I keep up the charade: “Yes, I’ll send you the form tomorrow… Uh-huh. No, it shouldn’t be a problem. Thanks.” I could do this all night, fill the hallway with safe, empty words, but the point isn’t escape. It’s waiting. It’s the anticipation, the not-knowing.
The first time I hear him, it’s a stutter in the conversation behind the kitchen door, then the deliberate hush of steps on the hardwood. I slow my breathing, try for nonchalance, but my hands won’t stop shaking, the old, adolescent thrill of getting away with something outrageous, something forbidden.
Jake’s shadow moves across the doorway, then his body follows, lean and lit from behind by the spill of dining room gold. He pauses, one hand on the frame, as if debating whether to continue, but then Sam’s laugh erupts from the far side of the house, and I see the moment of decision lock into place.
He turns back—leans in, plants a casual, practiced kiss on Sam’s cheek, says something I can’t hear—and then he’s coming down the hallway, the smile gone, face set with a tension I recognize instantly. The air changes. Even the flowers seem to hush, petals shivering in the draft of his arrival.
We stop, two feet apart, neither of us speaking. He’s close enough now that I can see the pulse at his throat, the flush still high on his cheeks, the blue of his eyes made sharp and strange by the dim hallway light.
He breaks the silence, voice barely above a whisper. “I saw you watching me.”
I lower the phone, thumb the screen off, let the lie dissolve in my hand. “I couldn’t help myself,” I say, and it’s truer than anything else I’ve said tonight.
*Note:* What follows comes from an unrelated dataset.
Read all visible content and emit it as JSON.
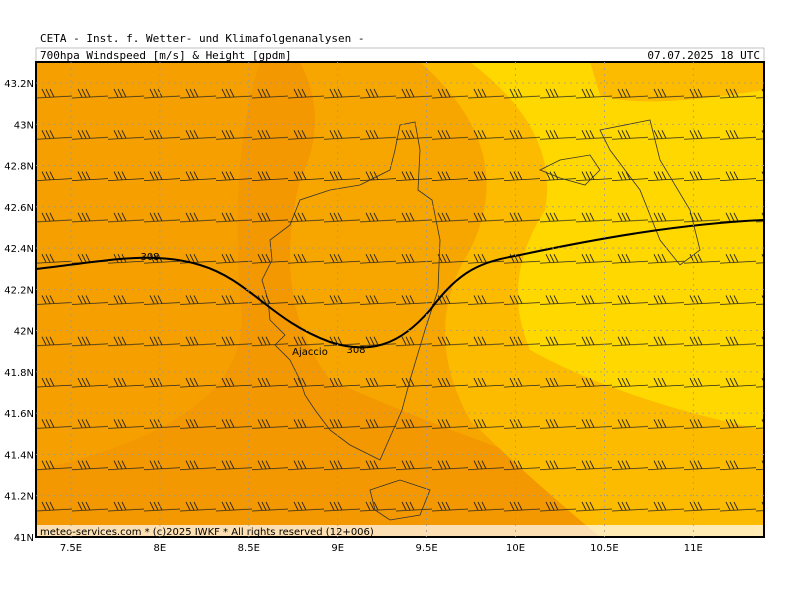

He steps closer. The distance disappears. I don’t know who moves first—maybe we both do—but suddenly our chests are touching, breath shared in the thin air between our faces. His hand rises, fingers slipping under my shirt collar, tugging me forward, and the wall is suddenly at my back, cold and solid.
For a second I’m aware of everything: the faint echo of laughter from the dining room, the creak of the floorboards, the heady rush of my own heartbeat. I glance over his shoulder, toward the spill of light from the kitchen, the reality of Mom and Dad and Sam and everyone else just a dozen feet away. The risk is almost enough to make me pull back, but then Jake’s hands are on my chest, fingers splayed, and his mouth crashes into mine with a ferocity that burns out every doubt.
I respond—God, do I respond—my own hands gripping the hard muscle of his shoulders, pulling him closer, greedy for the heat and the taste and the raw want in every motion. His tongue is in my mouth, exploring, demanding, and I give it all to him, losing the careful choreography of the evening in the pure, blind need of now.
He breaks the kiss first, lips trailing down my jaw, hot breath fanning across my skin. “Not here,” he whispers against my throat. “Too close.”
He takes my hand and pulls me deeper into the house, past the bathroom, past the linen closet, into the shadowed corridor that leads to the guest room. It’s darker here, quieter, the sounds of the family muffled by distance and walls. Safer. Or at least safer enough.
The moment we’re out of sight, I spin him against the wall, reversing our positions, and drop to my knees. His eyes widen—surprise, then hunger—and I see his chest rise and fall with rapid breaths.
“Rob—” he starts, but I’m already working his belt open, fingers fumbling with the button and zipper of his slacks. He doesn’t stop me. Instead, his hands come to rest on my shoulders, steadying himself, giving permission.